Every day, there is a new story about the so-called ‘migrant crisis’, whether it’s high-profile politicians using the plight of refugees to stoke culture wars or faceless social media accounts spouting outright racism. Less is said about the traumatised war-torn arrivals, lone teenagers and trafficked women. Until now.

In her new book, investigative journalist and former Home Office insider Nicola Kelly explores the humanitarian crisis from a compassionate, human perspective. Here, she writes for GLAMOUR about how becoming a mother and meeting desperate mothers seeking asylum in the UK changed her perspective on the small boats crisis.


The first time I met Parwen was in the make-shift camps near Dunkirk in northern France. I was on a research trip for my book, and she, too, was seeking information. Parwen, her husband and her two children had made over fifty attempts to cross the Channel by small boat, to no avail. More than eighteen months had passed, and they were still sleeping in tents handed out by tiny, under-funded grassroots charities and surviving on the once-daily hot meals they provided.

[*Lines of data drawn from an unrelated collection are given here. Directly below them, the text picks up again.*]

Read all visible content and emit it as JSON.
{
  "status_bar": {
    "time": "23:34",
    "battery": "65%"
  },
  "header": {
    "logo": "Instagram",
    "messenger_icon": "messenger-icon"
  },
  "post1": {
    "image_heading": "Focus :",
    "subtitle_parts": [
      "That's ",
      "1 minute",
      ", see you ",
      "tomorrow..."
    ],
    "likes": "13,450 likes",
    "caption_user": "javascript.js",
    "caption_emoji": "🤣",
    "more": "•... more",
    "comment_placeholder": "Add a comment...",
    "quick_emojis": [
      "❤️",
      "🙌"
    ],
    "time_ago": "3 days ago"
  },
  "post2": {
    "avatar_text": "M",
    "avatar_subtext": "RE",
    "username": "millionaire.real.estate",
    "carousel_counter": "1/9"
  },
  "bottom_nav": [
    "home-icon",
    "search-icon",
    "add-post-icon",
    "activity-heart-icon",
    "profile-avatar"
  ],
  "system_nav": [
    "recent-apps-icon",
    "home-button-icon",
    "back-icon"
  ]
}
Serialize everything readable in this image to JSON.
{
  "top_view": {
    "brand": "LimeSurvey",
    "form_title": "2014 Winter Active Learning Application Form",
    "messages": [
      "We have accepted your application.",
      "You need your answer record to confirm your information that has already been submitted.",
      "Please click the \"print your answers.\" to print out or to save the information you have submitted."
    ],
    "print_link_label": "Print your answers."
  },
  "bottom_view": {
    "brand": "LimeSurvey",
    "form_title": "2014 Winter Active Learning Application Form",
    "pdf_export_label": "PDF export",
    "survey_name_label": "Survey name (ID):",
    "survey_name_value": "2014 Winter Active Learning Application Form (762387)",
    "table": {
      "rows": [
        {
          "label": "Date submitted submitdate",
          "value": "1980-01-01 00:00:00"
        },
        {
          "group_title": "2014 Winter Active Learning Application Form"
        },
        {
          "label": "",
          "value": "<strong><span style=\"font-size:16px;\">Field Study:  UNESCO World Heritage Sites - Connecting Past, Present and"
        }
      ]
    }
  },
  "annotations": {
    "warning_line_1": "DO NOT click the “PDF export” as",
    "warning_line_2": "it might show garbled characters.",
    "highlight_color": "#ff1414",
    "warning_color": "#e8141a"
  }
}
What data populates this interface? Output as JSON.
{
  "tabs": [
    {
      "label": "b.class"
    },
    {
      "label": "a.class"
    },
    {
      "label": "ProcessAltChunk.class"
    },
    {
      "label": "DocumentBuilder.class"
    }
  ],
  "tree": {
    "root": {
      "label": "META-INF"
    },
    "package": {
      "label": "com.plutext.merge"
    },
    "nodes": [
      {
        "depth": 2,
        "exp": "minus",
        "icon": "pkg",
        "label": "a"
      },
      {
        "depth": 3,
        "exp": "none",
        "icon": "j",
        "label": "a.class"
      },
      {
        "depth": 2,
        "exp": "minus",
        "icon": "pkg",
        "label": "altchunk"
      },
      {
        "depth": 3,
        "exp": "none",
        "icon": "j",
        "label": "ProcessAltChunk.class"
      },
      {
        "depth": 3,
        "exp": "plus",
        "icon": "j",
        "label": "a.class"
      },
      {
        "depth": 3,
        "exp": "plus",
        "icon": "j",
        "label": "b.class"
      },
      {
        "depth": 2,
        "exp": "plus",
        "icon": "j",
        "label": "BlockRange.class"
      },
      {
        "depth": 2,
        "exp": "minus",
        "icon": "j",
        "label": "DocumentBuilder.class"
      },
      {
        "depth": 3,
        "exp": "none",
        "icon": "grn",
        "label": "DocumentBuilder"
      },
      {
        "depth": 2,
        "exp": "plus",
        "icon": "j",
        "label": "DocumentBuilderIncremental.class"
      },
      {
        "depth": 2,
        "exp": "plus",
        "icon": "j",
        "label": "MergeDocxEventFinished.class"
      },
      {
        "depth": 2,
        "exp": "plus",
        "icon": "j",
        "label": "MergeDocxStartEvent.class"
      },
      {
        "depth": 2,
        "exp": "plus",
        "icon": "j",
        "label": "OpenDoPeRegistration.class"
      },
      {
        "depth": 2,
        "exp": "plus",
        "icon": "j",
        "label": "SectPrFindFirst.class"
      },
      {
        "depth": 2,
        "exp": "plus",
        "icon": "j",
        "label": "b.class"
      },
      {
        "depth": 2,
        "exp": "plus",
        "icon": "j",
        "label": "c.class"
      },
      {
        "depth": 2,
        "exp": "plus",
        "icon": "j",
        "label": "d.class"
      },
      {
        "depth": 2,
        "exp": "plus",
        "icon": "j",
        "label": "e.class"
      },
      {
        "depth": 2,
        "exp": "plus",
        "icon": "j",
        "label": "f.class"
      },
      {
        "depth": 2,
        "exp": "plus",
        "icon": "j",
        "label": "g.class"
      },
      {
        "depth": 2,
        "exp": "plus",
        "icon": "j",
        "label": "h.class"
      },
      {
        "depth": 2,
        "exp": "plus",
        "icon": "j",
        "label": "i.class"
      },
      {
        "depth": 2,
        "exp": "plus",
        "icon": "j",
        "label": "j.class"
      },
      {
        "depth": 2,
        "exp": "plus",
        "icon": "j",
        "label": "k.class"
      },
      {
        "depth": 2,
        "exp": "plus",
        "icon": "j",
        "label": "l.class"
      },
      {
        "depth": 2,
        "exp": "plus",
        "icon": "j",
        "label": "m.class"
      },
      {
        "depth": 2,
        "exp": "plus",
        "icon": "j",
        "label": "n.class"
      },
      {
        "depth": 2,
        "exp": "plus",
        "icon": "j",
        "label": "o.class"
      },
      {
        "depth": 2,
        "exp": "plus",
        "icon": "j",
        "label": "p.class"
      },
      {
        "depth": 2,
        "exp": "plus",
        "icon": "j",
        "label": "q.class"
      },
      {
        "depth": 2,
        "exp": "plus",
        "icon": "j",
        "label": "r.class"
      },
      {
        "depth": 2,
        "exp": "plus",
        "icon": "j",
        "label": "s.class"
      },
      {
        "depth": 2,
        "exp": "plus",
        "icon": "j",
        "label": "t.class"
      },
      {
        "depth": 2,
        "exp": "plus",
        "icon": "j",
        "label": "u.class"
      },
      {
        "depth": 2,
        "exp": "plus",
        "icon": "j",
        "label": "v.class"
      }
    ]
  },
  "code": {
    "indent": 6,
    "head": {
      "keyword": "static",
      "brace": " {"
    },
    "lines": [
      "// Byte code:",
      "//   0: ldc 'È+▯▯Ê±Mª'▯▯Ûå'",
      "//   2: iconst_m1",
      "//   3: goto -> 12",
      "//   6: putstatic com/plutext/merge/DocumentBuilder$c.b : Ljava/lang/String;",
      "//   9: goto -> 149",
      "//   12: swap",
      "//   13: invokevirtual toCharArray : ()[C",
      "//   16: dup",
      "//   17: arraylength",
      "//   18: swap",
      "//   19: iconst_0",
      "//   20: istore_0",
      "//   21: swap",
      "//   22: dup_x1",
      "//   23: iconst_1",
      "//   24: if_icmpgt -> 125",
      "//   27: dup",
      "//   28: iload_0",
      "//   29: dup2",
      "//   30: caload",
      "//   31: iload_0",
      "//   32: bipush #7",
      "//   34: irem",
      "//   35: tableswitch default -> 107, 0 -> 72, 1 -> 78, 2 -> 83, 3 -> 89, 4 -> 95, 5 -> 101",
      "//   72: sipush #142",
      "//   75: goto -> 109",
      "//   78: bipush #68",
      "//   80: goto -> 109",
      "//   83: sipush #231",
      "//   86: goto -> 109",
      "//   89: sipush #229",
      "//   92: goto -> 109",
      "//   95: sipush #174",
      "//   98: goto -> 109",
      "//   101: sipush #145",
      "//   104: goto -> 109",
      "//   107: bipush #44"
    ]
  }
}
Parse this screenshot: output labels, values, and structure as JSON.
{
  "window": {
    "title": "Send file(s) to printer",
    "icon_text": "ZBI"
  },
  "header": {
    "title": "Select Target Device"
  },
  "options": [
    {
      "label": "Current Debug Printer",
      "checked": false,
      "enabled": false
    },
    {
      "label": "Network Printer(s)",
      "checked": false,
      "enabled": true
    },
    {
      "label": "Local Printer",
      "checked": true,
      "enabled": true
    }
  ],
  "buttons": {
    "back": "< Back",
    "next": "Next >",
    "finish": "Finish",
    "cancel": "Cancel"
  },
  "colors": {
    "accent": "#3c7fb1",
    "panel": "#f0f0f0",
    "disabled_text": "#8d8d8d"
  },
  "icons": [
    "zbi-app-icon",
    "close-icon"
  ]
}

Our meeting came at a fortuitous moment. At the time, I was trying to decide whether I wanted to have a second child. For months, I had felt a resistance somewhere within me, a reticence to rock the boat. I had just signed a book deal and was enjoying travelling around Britain with a newfound creative headspace. My now husband and I were just about to get married, and my son was adjusting well to childcare. Our trio worked, the dynamic fit. Did I really want to upset that finely-tuned balance?

Parwen is an effervescent, optimistic soul, prone to bouts of giggling. Her seven-year-old daughter Shewa fizzes with the same energy, playful, generous and open-hearted. When we met at an activity table beyond the barbed-wire fencing of the Dunkirk camp, we immediately struck up a friendship. Through broken English, with Shewa interpreting, Parwen told me what her family had been through over the preceding months. Though they had, to all intents and purposes been homeless, her dream was simply to make sure her children could live their lives in relative safety. If that meant putting them onto a small boat to cross the Channel, then that is what she must do.

For those like Parwen, there are no alternative options. She and her husband Dara had fled Iraqi Kurdistan three years earlier after he had been badly beaten by government forces. Their journey had, like so many, been treacherous. One day, Parwen showed me a video on her phone, in which the fishing trawler she and her family were travelling on had crashed into rocks at the shores of a Greek island. Being dragged down with the sinking boat was her mother. In the video, Parwen can be seen standing on craggy rocks, beating herself over the head and crying out as she watched her mother drown.